My group is using machine learning and data analytics for large-scale neuroscience, working on identifing cell types, circuits and computations in the healthy and diseased visual system. We are part of the Institute of Ophthalmic Research at the University of Tübingen and affiliated with the Center for Integrative Neuroscience and the Bernstein Center for Computational Neuroscience in Tübingen. Our official lab website can be found here.
Starting July 1st, we are part of the Institute of Ophthalmic Research at the University of Tübingen. The institute aims at uncovering the causes of diseases of the eye and develop treatments based on these discoveries. To our basic science research, we will therefore add a clinical component, which I am very excited about. The IOR wrote a short news report about our start, which you can read here. My group will be mainly funded by the Bernstein Award of the German Ministry of Science and Education. We will remain affiliated with the Center for Integrative Neuroscience and the Bernstein Center for Computational Neuroscience in Tübingen.

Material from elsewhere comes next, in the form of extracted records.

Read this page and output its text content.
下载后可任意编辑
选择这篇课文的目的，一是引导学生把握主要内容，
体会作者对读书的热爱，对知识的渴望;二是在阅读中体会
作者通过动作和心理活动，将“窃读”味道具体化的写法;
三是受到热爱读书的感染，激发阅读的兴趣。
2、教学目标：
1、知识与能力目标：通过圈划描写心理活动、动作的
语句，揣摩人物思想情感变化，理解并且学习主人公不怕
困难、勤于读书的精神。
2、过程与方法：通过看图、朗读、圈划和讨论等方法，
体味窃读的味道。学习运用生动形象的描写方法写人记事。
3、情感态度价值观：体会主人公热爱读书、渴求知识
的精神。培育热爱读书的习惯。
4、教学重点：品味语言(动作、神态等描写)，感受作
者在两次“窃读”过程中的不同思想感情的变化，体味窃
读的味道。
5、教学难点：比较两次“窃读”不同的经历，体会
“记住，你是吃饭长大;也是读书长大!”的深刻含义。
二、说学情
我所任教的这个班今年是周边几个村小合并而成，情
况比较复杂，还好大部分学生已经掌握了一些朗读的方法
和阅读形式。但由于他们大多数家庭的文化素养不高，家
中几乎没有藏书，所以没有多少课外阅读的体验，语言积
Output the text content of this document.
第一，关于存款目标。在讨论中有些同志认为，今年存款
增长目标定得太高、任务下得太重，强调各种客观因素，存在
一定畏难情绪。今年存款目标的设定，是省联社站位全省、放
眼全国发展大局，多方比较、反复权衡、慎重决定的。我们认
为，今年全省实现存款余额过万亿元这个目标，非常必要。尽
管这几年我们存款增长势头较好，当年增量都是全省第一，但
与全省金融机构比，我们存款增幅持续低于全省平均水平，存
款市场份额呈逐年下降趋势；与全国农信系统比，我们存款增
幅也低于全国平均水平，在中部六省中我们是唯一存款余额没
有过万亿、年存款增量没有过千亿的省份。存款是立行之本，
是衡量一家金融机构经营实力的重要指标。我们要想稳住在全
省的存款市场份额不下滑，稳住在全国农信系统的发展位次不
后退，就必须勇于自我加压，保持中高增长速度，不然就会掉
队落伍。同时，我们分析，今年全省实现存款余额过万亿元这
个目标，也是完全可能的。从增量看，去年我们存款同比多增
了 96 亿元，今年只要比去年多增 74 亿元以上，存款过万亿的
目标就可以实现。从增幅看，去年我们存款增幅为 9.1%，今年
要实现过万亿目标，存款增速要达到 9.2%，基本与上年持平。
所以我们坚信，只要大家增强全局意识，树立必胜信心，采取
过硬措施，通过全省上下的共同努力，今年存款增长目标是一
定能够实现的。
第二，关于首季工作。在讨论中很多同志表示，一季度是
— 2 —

Our new phone number is: +49-7071-2988833
Finally, our paper on “Benchmarking Spike Rate Inference in Population Calcium Imaging” has been published – as a NeuroResource in Neuron. In the paper, we evaluate a range of algorithms for spike rate inference from calcium imaging data on a large ground-truth dataset. What’s important is that the recordings were all performed under realistic conditions for population imaging, that is without zooming in on individual cells. This makes the task much more difficult – the best algorithms achieve correlations of 0.5-0.6 when evaluated in time bins of 40 ms. It will be interesting to find out whether this can be improved upon by better algorithms or whether new indicators and imaging systems are needed for that. We provide our method, which performs very well under a wide range of recording conditions, for ready reuse.
Together with Ralf Haefner and Eckart Arnold I headed a one week spring school on the role of simulations in neuroscience with undergraduate students supported by the German National Academic Foundation. The goal was to discuss (1) what simulations can contribute to generating knowledge and (2) if there is such a thing as a right level of abstraction, both from a scientific and philosophical point of view. The school was located in beautiul Annency in the French Alps, close to Geneva. Therefore, we spent a day on a field trip, visiting Felix Schürrmann of the Human Brain Project in the morning and Alex Pouget of University of Geneva in the afternoon. The students spent also time performing simulations themselves, diving into the details of Integrate&Fire and Hodgkin-Huxley neurons. A great in week in a spectacular setting!
Our patch-seq paper has now officially been published in the February issue of Nature Biotechnology, back to back with another article describing a very similar method. Both methods allow combining electrophysiological characterization of neurons with single-cell transcriptomics. The journal chose to advertise both papers on the cover, yielding a fancy 3D rendering of the process.
Our paper “The functional diversity of retinal ganglion cells in the mouse” has just been published in Nature. As a data scientist, it is a unique chance to work with two-photon recordings from more than 11,000 ganglion cells. The paper complements recent attempts providing anatomical or genetic definitions of neural cell types by teasing apart the functional signatures of ganglion cell types – we thus termed our approach “retinal functomics“.
While we don’t offer any fancy online visualizations to play with, all the data is available online.
Today, our paper “Electrophysiological, transcriptomic and morphologic profiling of single neurons using Patch-seq” has been published as a Letter in Nature Biotechnology. My experimental co-authors developed a technique to perform patch-clamp recordings in cortical neurons followed by single-cell RNA sequencing. As a proof of principle, we show that physiological and anatomical cell types as well as physiological properties can be recovered based on the transcriptomes of individual neurons. Interestingly, a very related technique was independently developed by another lab – their paper is published alongside with ours. These techniques allow studying cell types from the genetic to the functional level, opening exciting avenues for future work!
The paper’s altmetric score can be found here.
Alex Ecker and I received a teaching award from the senior students of the Master program in Neural Information Processing for our lecture Neural Data Analysis from summer term 2015.
There has been some media coverage of the Bernstein Award including a articles in the Stuttgarter Zeitung (de/en by Google Translate, more or less readable), the Schwäbische Tagblatt (de) and the Healthcare Industry BW portal (de/en) as well as radio coverage on SWR4 (de). Thanks for the interest in our work!
Our new paper has been published today in Science! In this work lead by Xiaolong Jiang in Andreas Tolias’ lab at Baylor College of Medicine in Houston, we classified cortical interneurons in adult mice and mapped their connectivity diagram. Interestingly, three simple rules go a long way in explaining the structure of the connectivity matrix. For me, this is a nice piece of heroic wet-lab work combined with the right level of machine learning based analysis.